Ce jeudi, la Fédération Gabonaise de Boxe (Fégaboxe), sous l’égide de son président Bonaventure Nzigou Manfoumbi, a officiellement installé Taylor Mabika à la présidence de la Ligue de Boxe Professionnelle. Ce poste, vacant depuis le décès du Commandant Albert Mamouaka, est confié à une figure emblématique dont le palmarès parle pour lui : ancien champion d’Afrique, multiple champion international (ABU, WBC Méditerranéen) et ancien Olympien d’Athènes 2004.
L’installation de Mabika, effectuée lors d’une conférence de presse, est assortie d’une feuille de route ambitieuse : redonner ses lettres de noblesse à une discipline qui souffre d’un manque de repères clairs. L’engagement de six mois pris par le nouveau président pour amorcer cette renaissance est un indicateur de l’urgence de la situation.
Le choix de Taylor Mabika est stratégique. Il ne s’agit pas seulement de nommer un ancien athlète, mais de placer un « bâtisseur » chevronné, conscient des exigences du professionnalisme, à la tête de la structure.
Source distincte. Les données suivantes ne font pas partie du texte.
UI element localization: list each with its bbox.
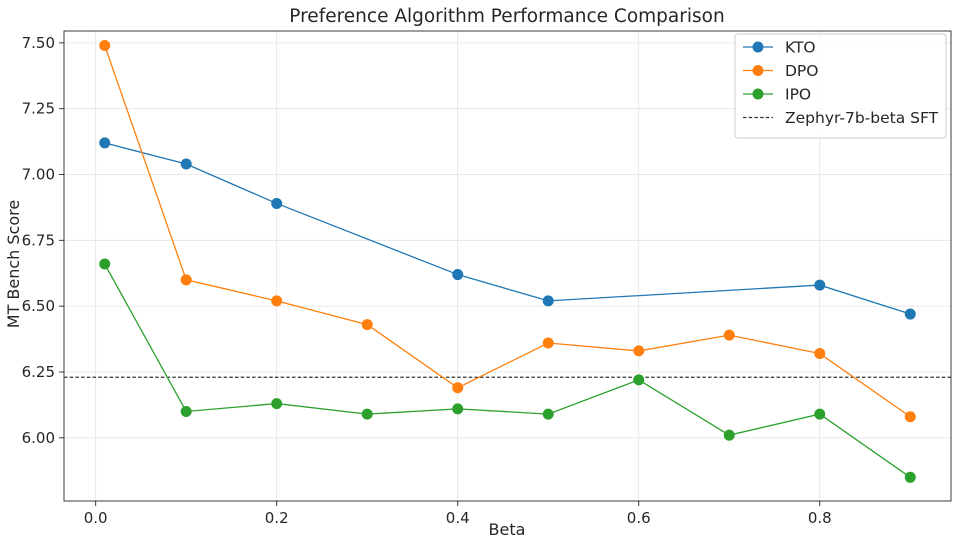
point-dpo-2 <box>271 295 283 307</box>
point-kto-1 <box>180 158 192 170</box>
point-dpo-7 <box>723 329 735 341</box>
point-ipo-9 <box>904 471 916 483</box>
y-axis-label: MT Bench Score <box>4 200 23 328</box>
y-tick-label-3: 6.75 <box>22 231 55 249</box>
y-tick-label-2: 6.50 <box>22 297 55 315</box>
point-dpo-0 <box>99 39 111 51</box>
x-tick-label-4: 0.8 <box>808 509 832 527</box>
y-tick-label-4: 7.00 <box>22 166 55 184</box>
x-tick-label-1: 0.2 <box>265 509 289 527</box>
x-tick-label-2: 0.4 <box>446 509 470 527</box>
legend-label-dpo: DPO <box>785 62 818 80</box>
y-tick-label-5: 7.25 <box>22 100 55 118</box>
legend-marker-dpo <box>752 65 764 76</box>
point-dpo-5 <box>542 337 554 349</box>
y-tick-label-6: 7.50 <box>22 34 55 52</box>
point-dpo-3 <box>361 319 373 331</box>
legend-marker-ipo <box>752 88 764 100</box>
point-dpo-9 <box>904 411 916 423</box>
point-ipo-4 <box>452 403 464 415</box>
legend: KTO DPO IPO Zephyr-7b-beta SFT <box>734 33 947 139</box>
x-tick-label-3: 0.6 <box>627 509 651 527</box>
point-kto-6 <box>904 308 916 320</box>
point-dpo-1 <box>180 274 192 286</box>
point-dpo-4 <box>452 382 464 394</box>
series-kto <box>99 137 916 320</box>
x-axis-label: Beta <box>489 520 526 539</box>
series-ipo <box>99 258 916 483</box>
series-line-ipo <box>104 263 911 478</box>
chart-title: Preference Algorithm Performance Compari… <box>289 6 724 27</box>
x-tick-label-0: 0.0 <box>84 509 108 527</box>
ticks: 0.0 0.2 0.4 0.6 0.8 6.00 6.25 6.50 6.75 7.00 7.25 7… <box>22 34 832 527</box>
grid <box>64 31 951 501</box>
legend-marker-kto <box>752 41 764 53</box>
point-ipo-7 <box>723 429 735 441</box>
point-kto-3 <box>452 269 464 281</box>
point-ipo-3 <box>361 408 373 420</box>
series-line-dpo <box>104 45 911 418</box>
point-ipo-6 <box>633 374 645 386</box>
point-ipo-8 <box>814 408 826 420</box>
point-kto-0 <box>99 137 111 149</box>
point-ipo-1 <box>180 405 192 417</box>
plot-frame <box>63 30 952 502</box>
point-ipo-2 <box>271 398 283 410</box>
y-tick-label-0: 6.00 <box>22 429 55 447</box>
point-kto-5 <box>814 279 826 291</box>
point-dpo-8 <box>814 348 826 360</box>
point-kto-2 <box>271 197 283 209</box>
point-kto-4 <box>542 295 554 307</box>
point-ipo-0 <box>99 258 111 270</box>
series-dpo <box>99 39 916 423</box>
legend-label-ipo: IPO <box>785 86 811 104</box>
legend-label-kto: KTO <box>785 39 816 57</box>
series-layer <box>99 39 916 483</box>
point-dpo-6 <box>633 345 645 357</box>
legend-box <box>734 33 947 139</box>
point-ipo-5 <box>542 408 554 420</box>
legend-label-zephyr-7b-beta-sft: Zephyr-7b-beta SFT <box>785 109 939 127</box>
y-tick-label-1: 6.25 <box>22 363 55 381</box>
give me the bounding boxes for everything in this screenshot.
Mabika a clairement identifié les maux qui rongent la boxe gabonaise : le manque criant de moyens logistiques et l’inexistence de facto d’une équipe nationale compétitive.
Il entend réviser les statuts pour établir des critères précis régissant la boxe professionnelle. Cela vise à professionnaliser l’encadrement et à créer un cadre légal et sécurisé pour les athlètes, transformant la discipline en une « école de rigueur ».
Mabika insiste sur une collaboration étroite entre la Fédération (Fégaboxe) et la Ligue professionnelle. Cette harmonisation est indispensable pour mutualiser les ressources et bâtir une structure solide, qu’il voit comme un « véhicule pour le développement ».
L’ancien poids lourd léger, fort de son expérience de 14 victoires professionnelles, capitalise sur son charisme pour mobiliser des « personnes crédibles » autour de lui. Il reconnaît les défis, mais son discours est celui d’un meneur déterminé à transformer l’essai, passant du rôle de compétiteur à celui de leader institutionnel pour faire à nouveau briller le drapeau gabonais sur la scène internationale.